Когда вернулись, Том стал звонить в Бель-Омбр. Долго никто не подходил. Он уже подумал было, что Элоиза решила съездить в Париж, чтобы с Ноэль пойти вечером в кино, а мадам Аннет сидит с бутылочкой содовой в кафе у Жоржа и судачит с какой-нибудь приятельницей-экономкой, когда после девятого звонка услышал голос Аннет:
— Алло?
— Это Том, мадам Аннет. Как вы там поживаете?
— Все хорошо, месье Тома. Когда возвращаетесь?
— Еще точно не знаю, но, наверное, в среду. Мадам дома?
Оказалось, что Элоиза тоже дома, только у себя наверху.
— Тома! Ты откуда — из Гамбурга?
Она взяла трубку почти сразу, вероятно воспользовавшись телефоном в его комнате.
— Нет, я тут немножко путешествую. Я тебя разбудил?
— О нет! Размачиваю палец в каком-то растворе мадам Аннет, поэтому и не брала трубку.
— Что у тебя с пальцем?
— Вчера его прищемило рамой, пока я поливала цветы. Он распух, но мадам Аннет считает, что ноготь не сойдет.
Том сочувственно вздохнул. Он понял, что речь идет о приподнятой раме в оранжерее.
— Прикажи Анри, чтобы он там поливал.
— Ты же знаешь, каков Анри! Молодой человек с тобой?

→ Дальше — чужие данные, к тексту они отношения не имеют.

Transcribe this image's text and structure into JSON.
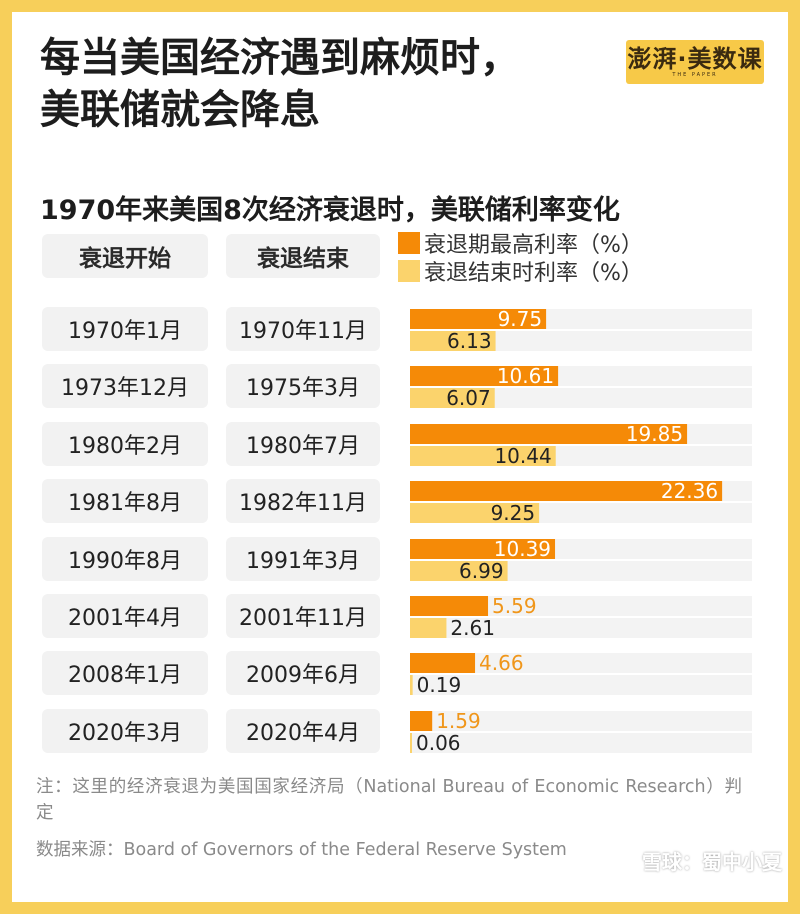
{
  "header": {
    "title_line1": "每当美国经济遇到麻烦时，",
    "title_line2": "美联储就会降息",
    "logo": "澎湃·美数课",
    "logo_sub": "THE PAPER"
  },
  "chart_data": {
    "type": "bar",
    "title": "1970年来美国8次经济衰退时，美联储利率变化",
    "columns": [
      "衰退开始",
      "衰退结束"
    ],
    "rows": [
      {
        "start": "1970年1月",
        "end": "1970年11月"
      },
      {
        "start": "1973年12月",
        "end": "1975年3月"
      },
      {
        "start": "1980年2月",
        "end": "1980年7月"
      },
      {
        "start": "1981年8月",
        "end": "1982年11月"
      },
      {
        "start": "1990年8月",
        "end": "1991年3月"
      },
      {
        "start": "2001年4月",
        "end": "2001年11月"
      },
      {
        "start": "2008年1月",
        "end": "2009年6月"
      },
      {
        "start": "2020年3月",
        "end": "2020年4月"
      }
    ],
    "series": [
      {
        "name": "衰退期最高利率（%）",
        "color": "#f58a07",
        "values": [
          9.75,
          10.61,
          19.85,
          22.36,
          10.39,
          5.59,
          4.66,
          1.59
        ]
      },
      {
        "name": "衰退结束时利率（%）",
        "color": "#fbd36c",
        "values": [
          6.13,
          6.07,
          10.44,
          9.25,
          6.99,
          2.61,
          0.19,
          0.06
        ]
      }
    ],
    "xlim": [
      0,
      24.5
    ],
    "legend": "top"
  },
  "footer": {
    "note": "注：这里的经济衰退为美国国家经济局（National Bureau of Economic Research）判定",
    "source": "数据来源：Board of Governors of the Federal Reserve System",
    "watermark": "雪球：蜀中小夏"
  }
}
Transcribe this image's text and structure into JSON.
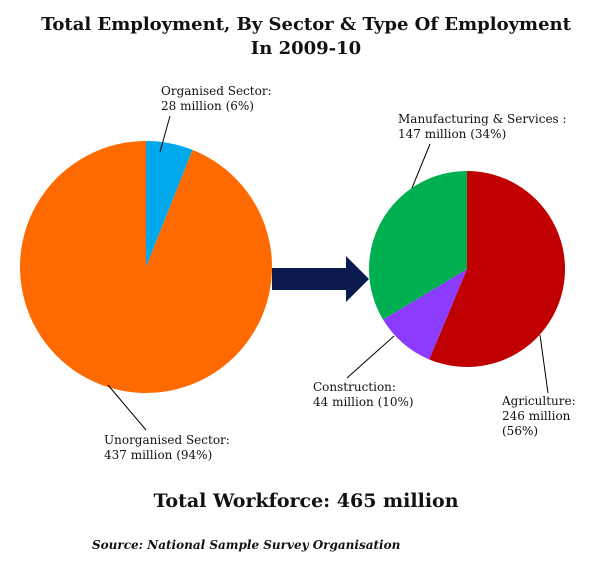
{
  "title_line1": "Total Employment, By Sector & Type Of Employment",
  "title_line2": "In 2009-10",
  "total_workforce": "Total Workforce: 465 million",
  "source": "Source: National Sample Survey Organisation",
  "chart_data": [
    {
      "type": "pie",
      "title": "",
      "slices": [
        {
          "label": "Organised Sector:",
          "value_text": "28 million (6%)",
          "value": 28,
          "percent": 6,
          "color": "#00a8ec"
        },
        {
          "label": "Unorganised Sector:",
          "value_text": "437 million (94%)",
          "value": 437,
          "percent": 94,
          "color": "#ff6a00"
        }
      ]
    },
    {
      "type": "pie",
      "title": "",
      "slices": [
        {
          "label": "Agriculture:",
          "value_text": "246 million",
          "percent_text": "(56%)",
          "value": 246,
          "percent": 56,
          "color": "#c00000"
        },
        {
          "label": "Construction:",
          "value_text": "44 million (10%)",
          "value": 44,
          "percent": 10,
          "color": "#8c3cff"
        },
        {
          "label": "Manufacturing & Services :",
          "value_text": "147 million (34%)",
          "value": 147,
          "percent": 34,
          "color": "#00b050"
        }
      ]
    }
  ],
  "arrow_color": "#0b1a4f"
}
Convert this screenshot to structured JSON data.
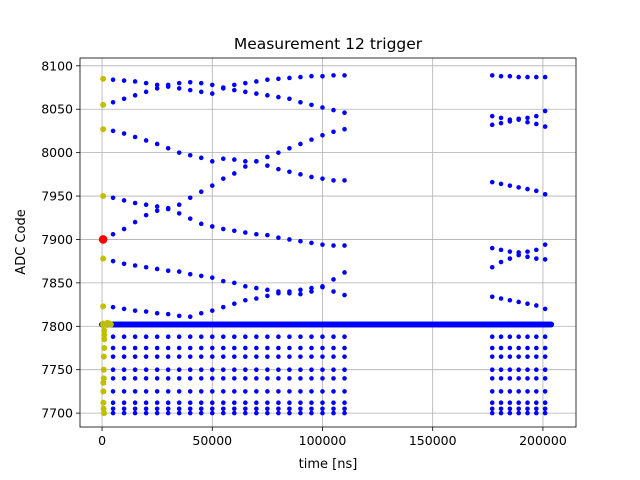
{
  "chart_data": {
    "type": "scatter",
    "title": "Measurement 12 trigger",
    "xlabel": "time [ns]",
    "ylabel": "ADC Code",
    "xlim": [
      -10000,
      215000
    ],
    "ylim": [
      7684,
      8109
    ],
    "xticks": [
      0,
      50000,
      100000,
      150000,
      200000
    ],
    "xtick_labels": [
      "0",
      "50000",
      "100000",
      "150000",
      "200000"
    ],
    "yticks": [
      7700,
      7750,
      7800,
      7850,
      7900,
      7950,
      8000,
      8050,
      8100
    ],
    "ytick_labels": [
      "7700",
      "7750",
      "7800",
      "7850",
      "7900",
      "7950",
      "8000",
      "8050",
      "8100"
    ],
    "grid": true,
    "colors": {
      "blue": "#0000ff",
      "olive": "#bfbf00",
      "red": "#ff0000"
    },
    "baseline": {
      "y": 7802,
      "x_start": 0,
      "x_end": 204000,
      "step": 700
    },
    "trace_groups": [
      {
        "x": [
          5000,
          10000,
          15000,
          20000,
          25000,
          30000,
          35000,
          40000,
          45000,
          50000,
          55000,
          60000,
          65000,
          70000,
          75000,
          80000,
          85000,
          90000,
          95000,
          100000,
          105000,
          110000
        ],
        "lines": [
          [
            8084,
            8083,
            8082,
            8080,
            8078,
            8076,
            8074,
            8072,
            8070,
            8068,
            8075,
            8078,
            8080,
            8082,
            8084,
            8085,
            8086,
            8087,
            8088,
            8088,
            8089,
            8089
          ],
          [
            8058,
            8062,
            8066,
            8070,
            8074,
            8078,
            8080,
            8081,
            8080,
            8078,
            8074,
            8072,
            8070,
            8068,
            8066,
            8064,
            8062,
            8058,
            8055,
            8052,
            8049,
            8046
          ],
          [
            8025,
            8022,
            8018,
            8014,
            8010,
            8005,
            8000,
            7997,
            7994,
            7990,
            7993,
            7992,
            7990,
            7990,
            7995,
            8000,
            8005,
            8010,
            8015,
            8020,
            8024,
            8027
          ],
          [
            7906,
            7912,
            7920,
            7928,
            7933,
            7936,
            7940,
            7948,
            7955,
            7962,
            7970,
            7976,
            7984,
            7990,
            7985,
            7981,
            7978,
            7975,
            7972,
            7970,
            7968,
            7968
          ],
          [
            7948,
            7945,
            7942,
            7940,
            7938,
            7935,
            7930,
            7924,
            7918,
            7915,
            7912,
            7910,
            7908,
            7906,
            7905,
            7902,
            7900,
            7898,
            7896,
            7894,
            7893,
            7893
          ],
          [
            7875,
            7872,
            7870,
            7868,
            7866,
            7864,
            7863,
            7860,
            7858,
            7856,
            7852,
            7850,
            7846,
            7844,
            7842,
            7840,
            7838,
            7837,
            7840,
            7846,
            7854,
            7862
          ],
          [
            7822,
            7820,
            7818,
            7817,
            7815,
            7814,
            7812,
            7811,
            7815,
            7818,
            7822,
            7826,
            7830,
            7832,
            7835,
            7838,
            7840,
            7842,
            7844,
            7845,
            7840,
            7836
          ]
        ]
      },
      {
        "x": [
          177000,
          181000,
          185000,
          189000,
          193000,
          197000,
          201000
        ],
        "lines": [
          [
            8089,
            8088,
            8088,
            8087,
            8087,
            8087,
            8087
          ],
          [
            8042,
            8040,
            8038,
            8039,
            8040,
            8042,
            8048
          ],
          [
            8032,
            8034,
            8036,
            8038,
            8035,
            8033,
            8030
          ],
          [
            7966,
            7964,
            7962,
            7960,
            7958,
            7956,
            7952
          ],
          [
            7890,
            7888,
            7886,
            7885,
            7886,
            7888,
            7894
          ],
          [
            7868,
            7874,
            7878,
            7882,
            7880,
            7878,
            7877
          ],
          [
            7834,
            7832,
            7830,
            7828,
            7826,
            7824,
            7820
          ]
        ]
      }
    ],
    "below_rows": {
      "y": [
        7788,
        7775,
        7765,
        7750,
        7740,
        7725,
        7712,
        7705,
        7700
      ],
      "x_start": 5000,
      "x_end": 110000,
      "step": 5000,
      "x2": [
        177000,
        181000,
        185000,
        189000,
        193000,
        197000,
        201000
      ]
    },
    "olive_points": {
      "x": [
        500,
        500,
        500,
        500,
        500,
        500,
        500,
        500,
        500,
        1500,
        2000,
        2500,
        3000,
        3500,
        4000,
        1000,
        1000,
        1000,
        1000,
        800,
        800,
        800,
        600,
        600,
        600,
        700,
        900
      ],
      "y": [
        8085,
        8055,
        8027,
        7950,
        7878,
        7823,
        7803,
        7802,
        7801,
        7802,
        7803,
        7804,
        7802,
        7803,
        7802,
        7795,
        7790,
        7785,
        7775,
        7765,
        7750,
        7740,
        7735,
        7725,
        7712,
        7705,
        7700
      ]
    },
    "red_point": {
      "x": 500,
      "y": 7900
    }
  }
}
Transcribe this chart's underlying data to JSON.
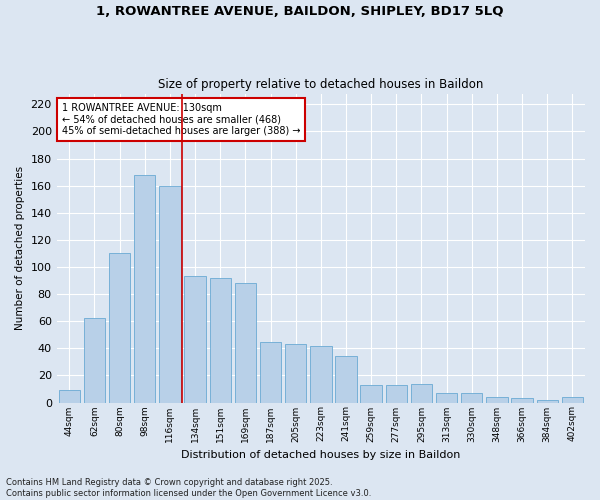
{
  "title_line1": "1, ROWANTREE AVENUE, BAILDON, SHIPLEY, BD17 5LQ",
  "title_line2": "Size of property relative to detached houses in Baildon",
  "xlabel": "Distribution of detached houses by size in Baildon",
  "ylabel": "Number of detached properties",
  "categories": [
    "44sqm",
    "62sqm",
    "80sqm",
    "98sqm",
    "116sqm",
    "134sqm",
    "151sqm",
    "169sqm",
    "187sqm",
    "205sqm",
    "223sqm",
    "241sqm",
    "259sqm",
    "277sqm",
    "295sqm",
    "313sqm",
    "330sqm",
    "348sqm",
    "366sqm",
    "384sqm",
    "402sqm"
  ],
  "values": [
    9,
    62,
    110,
    168,
    160,
    93,
    92,
    88,
    45,
    43,
    42,
    34,
    13,
    13,
    14,
    7,
    7,
    4,
    3,
    2,
    4
  ],
  "bar_color": "#b8d0e8",
  "bar_edge_color": "#6aaad4",
  "background_color": "#dce6f2",
  "grid_color": "#ffffff",
  "vline_x_index": 4.5,
  "vline_color": "#cc0000",
  "annotation_text": "1 ROWANTREE AVENUE: 130sqm\n← 54% of detached houses are smaller (468)\n45% of semi-detached houses are larger (388) →",
  "annotation_box_color": "white",
  "annotation_box_edge": "#cc0000",
  "ylim": [
    0,
    228
  ],
  "yticks": [
    0,
    20,
    40,
    60,
    80,
    100,
    120,
    140,
    160,
    180,
    200,
    220
  ],
  "footnote": "Contains HM Land Registry data © Crown copyright and database right 2025.\nContains public sector information licensed under the Open Government Licence v3.0."
}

— Со мной, — отозвался Том и подумал, не осведомлялся ли у нее кто-нибудь касательно Фрэнка — Возможно, уже завтра вылечу домой, — сказал он и поспешно добавил: — Слушай, если кто-нибудь будет звонить и спрашивать обо мне, скажи, что я пошел прогуляться до Вильперса, но вообще-то дома, — особенно если звонок будет не местный.
— Зачем тебе это нужно?
— Затем, что я действительно скоро, возможно уже в среду, буду дома и отправлюсь на прогулку.
Элоизу такое объяснение вполне устроило.
— Целую тебя, — закончил он разговор и почувствовал себя несравненно лучше. Временами он полностью наслаждался избранной им ролью солидного семьянина, который любит и любим. Это неважно, что иногда, как теперь, ему приходилось говорить неправду. Это была ложь самого невинного свойства.
Около одиннадцати они с Эриком оказались в гораздо более приятном месте, чем Кройцберг, — в баре только для мужчин, причем он был куда шикарнее, чем тот, где Том побывал с Фрэнком. Лестница, ведущая к туалетам, была застеклена, и на ее ступенях стояли завсегдатаи, разглядывая посетителей и присматриваясь к толпящимся внизу.
— Забавно, правда? — заметил Эрик. Он явно кого-то поджидал. Они стояли у стойки, поскольку свободных столиков не было. Как всегда в таких местах, дискотека работала вовсю. — Легче передать... — Эрик не закончил фразу: кто-то сильно толкнул его в спину.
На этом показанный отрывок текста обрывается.